Прошло несколько минут, бесконечно долгих минут, и все закончилось. Я молил Бога за это. Закончилось мерзко, но это был конец нашим мучениям. По крайней мере, на ту минуту.
Проклятый мерзавец кончил прямо в рот Карамели. Это было невыносимо. Он держал член у нее во рту еще какое-то время, задрав голову от наслаждения, а его сперма вперемешку со слюной текла по ее губам и подбородку. Карамель захлебывалась. Я видел, что ей стало нечем дышать. Наконец, он вышел изо рта Карамели и двое других ее отпустили. Я думал, что ей еще крепко достанется, и ведь не смог бы ничего с этим поделать, мог лишь смотреть, но один из них только ударил ее в живот ногой, ударил еще раз.
Все происходило перед моими глазами, словно в замедленной съемке. Карамель стоит на коленях, из ее рта течет белая смесь спермы и слюны, ее бьют в живот, она закрывает глаза, и ее лицо искривляется от боли. Она падает, но успевает выставить руки и упирается ладонями в траву. Сплевывает сперму, которая теперь вязкими нитями тянется к земле от ее губ. Карамель сует пальцы в рот и пытается очистить язык, десны и щеки. Потом у нее начинается рвота.
Меня отпустили, и я побежал к ней, забыв о том, что могу в любой момент получить пулю в голову. Но не получил. Люди в масках, казалось, забыли о нас, принявшись обыскивать «лексус». Тогда я не думал о причине всего этого, кто они такие и что им было нужно. Главным являлось то, что мы остались живы. Это главное.
Я подбежал к Карамели, опустился на землю, обнял ее. Она что-то бормотала, но я ничего не понимал. Карамель засунула в рот два пальца, надавила на корень языка и ее вырвало. Повторив эту процедуру три раза, она заплакала. Я положил ее голову к себе на колени, стал гладить, шептать какую-то чушь…
«Я гряз… ная, гря… зная…» – пыталась говорить Карамель, но слова с трудом пробивались сквозь слезы.
«Я люблю тебя, люблю. Сильно люблю. Больше всего в жизни», – подумал я в тот момент, а вслух прошептал, гладя ее плечи, лицо, волосы:
«Все нормально, нормально… Худшее позади, это прошло, прошло…»
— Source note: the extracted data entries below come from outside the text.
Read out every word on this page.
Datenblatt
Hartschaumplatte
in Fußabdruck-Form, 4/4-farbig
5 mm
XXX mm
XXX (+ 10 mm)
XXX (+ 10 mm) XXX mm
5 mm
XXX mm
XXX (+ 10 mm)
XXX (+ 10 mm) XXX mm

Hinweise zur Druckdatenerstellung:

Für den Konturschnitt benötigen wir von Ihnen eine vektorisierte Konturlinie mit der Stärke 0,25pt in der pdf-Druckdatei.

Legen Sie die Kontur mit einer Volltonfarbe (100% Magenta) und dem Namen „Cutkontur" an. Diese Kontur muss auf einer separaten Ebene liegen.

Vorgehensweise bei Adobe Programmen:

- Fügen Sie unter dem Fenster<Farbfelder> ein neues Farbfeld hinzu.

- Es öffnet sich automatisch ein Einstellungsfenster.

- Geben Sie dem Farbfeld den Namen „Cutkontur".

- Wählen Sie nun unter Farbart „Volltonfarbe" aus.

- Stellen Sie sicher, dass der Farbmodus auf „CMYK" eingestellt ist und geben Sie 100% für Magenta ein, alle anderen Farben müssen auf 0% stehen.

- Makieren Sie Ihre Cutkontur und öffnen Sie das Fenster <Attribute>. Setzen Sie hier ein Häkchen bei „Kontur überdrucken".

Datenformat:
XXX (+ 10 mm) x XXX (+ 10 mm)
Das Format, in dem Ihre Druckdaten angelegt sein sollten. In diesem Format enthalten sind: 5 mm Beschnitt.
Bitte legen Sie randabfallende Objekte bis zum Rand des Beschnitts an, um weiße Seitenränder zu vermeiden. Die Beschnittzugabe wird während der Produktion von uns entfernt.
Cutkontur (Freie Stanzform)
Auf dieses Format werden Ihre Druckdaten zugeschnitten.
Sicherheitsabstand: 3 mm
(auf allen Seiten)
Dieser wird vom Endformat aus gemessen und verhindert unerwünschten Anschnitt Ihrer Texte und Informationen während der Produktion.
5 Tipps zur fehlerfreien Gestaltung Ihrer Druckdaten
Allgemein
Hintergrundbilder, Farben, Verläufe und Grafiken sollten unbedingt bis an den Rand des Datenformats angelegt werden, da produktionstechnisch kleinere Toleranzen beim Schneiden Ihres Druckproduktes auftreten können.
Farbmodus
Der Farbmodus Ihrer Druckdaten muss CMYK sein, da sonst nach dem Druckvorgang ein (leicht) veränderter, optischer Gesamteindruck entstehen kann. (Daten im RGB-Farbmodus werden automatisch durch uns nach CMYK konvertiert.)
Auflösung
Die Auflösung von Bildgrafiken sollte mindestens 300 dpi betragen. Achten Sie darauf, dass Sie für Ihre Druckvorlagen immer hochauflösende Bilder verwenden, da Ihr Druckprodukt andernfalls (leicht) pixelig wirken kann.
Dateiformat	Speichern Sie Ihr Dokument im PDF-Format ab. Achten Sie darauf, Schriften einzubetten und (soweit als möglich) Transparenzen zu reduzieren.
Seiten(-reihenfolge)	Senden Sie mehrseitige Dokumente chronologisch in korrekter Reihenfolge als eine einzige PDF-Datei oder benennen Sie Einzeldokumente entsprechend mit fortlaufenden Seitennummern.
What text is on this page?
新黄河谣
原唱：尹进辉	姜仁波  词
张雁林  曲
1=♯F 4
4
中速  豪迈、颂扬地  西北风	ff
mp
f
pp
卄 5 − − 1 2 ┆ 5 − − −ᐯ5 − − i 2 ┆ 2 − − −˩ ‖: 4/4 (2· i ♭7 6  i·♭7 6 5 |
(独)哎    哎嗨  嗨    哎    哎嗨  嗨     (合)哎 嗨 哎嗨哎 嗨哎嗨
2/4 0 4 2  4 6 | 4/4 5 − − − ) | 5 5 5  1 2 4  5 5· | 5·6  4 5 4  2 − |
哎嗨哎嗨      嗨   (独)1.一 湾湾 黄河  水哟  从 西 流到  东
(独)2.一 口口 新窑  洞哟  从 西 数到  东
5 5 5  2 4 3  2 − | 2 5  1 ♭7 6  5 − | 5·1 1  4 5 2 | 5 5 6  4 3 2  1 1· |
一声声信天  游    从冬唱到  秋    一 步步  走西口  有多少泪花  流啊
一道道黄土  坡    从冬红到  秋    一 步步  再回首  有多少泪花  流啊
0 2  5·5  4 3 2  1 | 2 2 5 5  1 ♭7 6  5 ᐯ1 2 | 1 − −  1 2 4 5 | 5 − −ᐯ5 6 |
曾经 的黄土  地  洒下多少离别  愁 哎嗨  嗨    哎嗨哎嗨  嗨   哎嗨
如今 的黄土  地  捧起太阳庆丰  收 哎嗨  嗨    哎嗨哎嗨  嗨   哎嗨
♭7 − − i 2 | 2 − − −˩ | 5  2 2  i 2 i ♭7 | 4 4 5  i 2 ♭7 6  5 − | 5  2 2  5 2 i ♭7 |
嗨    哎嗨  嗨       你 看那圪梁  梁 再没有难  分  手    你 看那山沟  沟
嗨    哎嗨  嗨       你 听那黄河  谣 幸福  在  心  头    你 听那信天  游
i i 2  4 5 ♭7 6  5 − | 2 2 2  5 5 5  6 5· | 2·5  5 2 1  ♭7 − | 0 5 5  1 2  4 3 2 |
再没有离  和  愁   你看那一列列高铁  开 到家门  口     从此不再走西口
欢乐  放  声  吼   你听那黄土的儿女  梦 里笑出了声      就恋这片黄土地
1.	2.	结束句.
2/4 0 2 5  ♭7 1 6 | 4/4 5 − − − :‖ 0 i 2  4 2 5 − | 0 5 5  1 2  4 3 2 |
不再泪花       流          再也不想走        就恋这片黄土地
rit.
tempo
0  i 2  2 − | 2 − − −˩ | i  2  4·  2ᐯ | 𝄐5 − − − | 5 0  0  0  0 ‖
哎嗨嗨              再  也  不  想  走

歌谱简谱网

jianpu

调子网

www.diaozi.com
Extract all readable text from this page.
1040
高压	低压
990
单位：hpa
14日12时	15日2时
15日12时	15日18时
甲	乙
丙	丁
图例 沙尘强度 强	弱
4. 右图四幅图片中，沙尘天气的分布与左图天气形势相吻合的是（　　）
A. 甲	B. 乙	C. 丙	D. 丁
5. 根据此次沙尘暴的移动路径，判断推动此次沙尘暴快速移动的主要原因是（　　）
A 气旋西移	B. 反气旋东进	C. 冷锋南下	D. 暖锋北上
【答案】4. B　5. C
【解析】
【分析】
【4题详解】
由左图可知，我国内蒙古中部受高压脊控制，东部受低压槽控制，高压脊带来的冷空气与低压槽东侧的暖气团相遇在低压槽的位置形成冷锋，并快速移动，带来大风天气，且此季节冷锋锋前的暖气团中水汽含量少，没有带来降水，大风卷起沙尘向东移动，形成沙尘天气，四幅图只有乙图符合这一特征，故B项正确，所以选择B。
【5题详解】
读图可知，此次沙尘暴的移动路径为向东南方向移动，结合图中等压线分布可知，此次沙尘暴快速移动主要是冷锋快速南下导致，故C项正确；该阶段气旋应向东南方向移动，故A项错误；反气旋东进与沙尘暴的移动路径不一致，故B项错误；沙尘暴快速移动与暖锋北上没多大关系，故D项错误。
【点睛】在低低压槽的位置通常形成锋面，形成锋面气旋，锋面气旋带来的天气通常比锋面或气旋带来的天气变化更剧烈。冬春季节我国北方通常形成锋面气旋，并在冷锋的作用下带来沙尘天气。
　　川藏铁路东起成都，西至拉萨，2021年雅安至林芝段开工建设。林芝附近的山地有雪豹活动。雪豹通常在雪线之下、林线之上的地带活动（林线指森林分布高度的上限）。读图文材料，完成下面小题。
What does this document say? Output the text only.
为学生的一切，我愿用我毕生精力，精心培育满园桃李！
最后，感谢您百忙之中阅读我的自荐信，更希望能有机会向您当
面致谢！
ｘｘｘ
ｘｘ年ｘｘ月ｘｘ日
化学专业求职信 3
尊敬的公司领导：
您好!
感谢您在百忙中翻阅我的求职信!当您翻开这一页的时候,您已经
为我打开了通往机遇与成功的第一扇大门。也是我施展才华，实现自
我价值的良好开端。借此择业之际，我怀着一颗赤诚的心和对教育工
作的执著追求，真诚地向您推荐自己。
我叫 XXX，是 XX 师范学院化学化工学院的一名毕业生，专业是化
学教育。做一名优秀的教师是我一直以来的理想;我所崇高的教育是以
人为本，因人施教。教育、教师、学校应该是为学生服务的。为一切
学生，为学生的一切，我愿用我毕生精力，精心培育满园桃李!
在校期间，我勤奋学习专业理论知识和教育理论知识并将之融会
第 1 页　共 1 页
Я подумал о том, что ее классная прическа совсем испортилась, волосы растрепались, тушь потекла, а шикарное длинное платье испачкалось и порвалось. От этой мысли я сначала криво улыбнулся, а потом заплакал. Зарыдал, как ребенок. Уткнулся лицом в волосы Карамели, и мы принялись плакать вместе. Мне было так ее жаль. Так жаль.
Еще в тот момент мне опять вспомнились слова Юли, которые она произнесла в нашу последнюю встречу. Как она кричала на меня, как выгнала из своей комнаты, как проклинала. Я видел, что Бартенев сдвинулся с места. Он был жив, и мне почему-то немного полегчало от этого, но фоном наблюдаемой мною картинки стало серое помещение морга и мертвое тело Юли на каталке. Тело Юли, разрезанное колесами поезда пополам. С выпавшими наружу внутренностями.
Бартенев медленно приподнялся на руках, но не удержался и упал в траву. Губы его беззвучно шевелились. Слезы перестали течь по моим щекам, я целовал волосы и щеки Карамели, мне хотелось прикасаться к ее коже. Она лежала, подогнув ноги, голова ее по-прежнему покоилась на моих коленях, а глаза смотрели куда-то в темную даль. Карамель была в одном платье и сотрясалась от холода.
«Мы живы, живы. Это хорошо, – сказала она и слабо сжала пальцами мою ладонь. – Живы».
А ведь я изнасиловал ее. Изнасиловал. О, Господи!
«Прости меня, прости, пожалуйста, – стал шептать я, покрывая поцелуями холодных губ лицо Карамели. – Прости за все, прости…»
Она непонимающе уставилась на меня широко раскрытыми глазами, но ничего не сказала. Я ощутил во рту вкус слез вперемешку с тушью и помадой. Язык и губы у меня, наверное, были черными.
Ублюдки в масках закончили обыск «лексуса» и принялись обливать машину бензином из канистры. Затем подожгли.
«Где сейчас Александра? Где же она?» – внезапно подумал я и с ужасом осознал, что не помню ее лица. Совсем. Лишь размытое пятно перед глазами. И только.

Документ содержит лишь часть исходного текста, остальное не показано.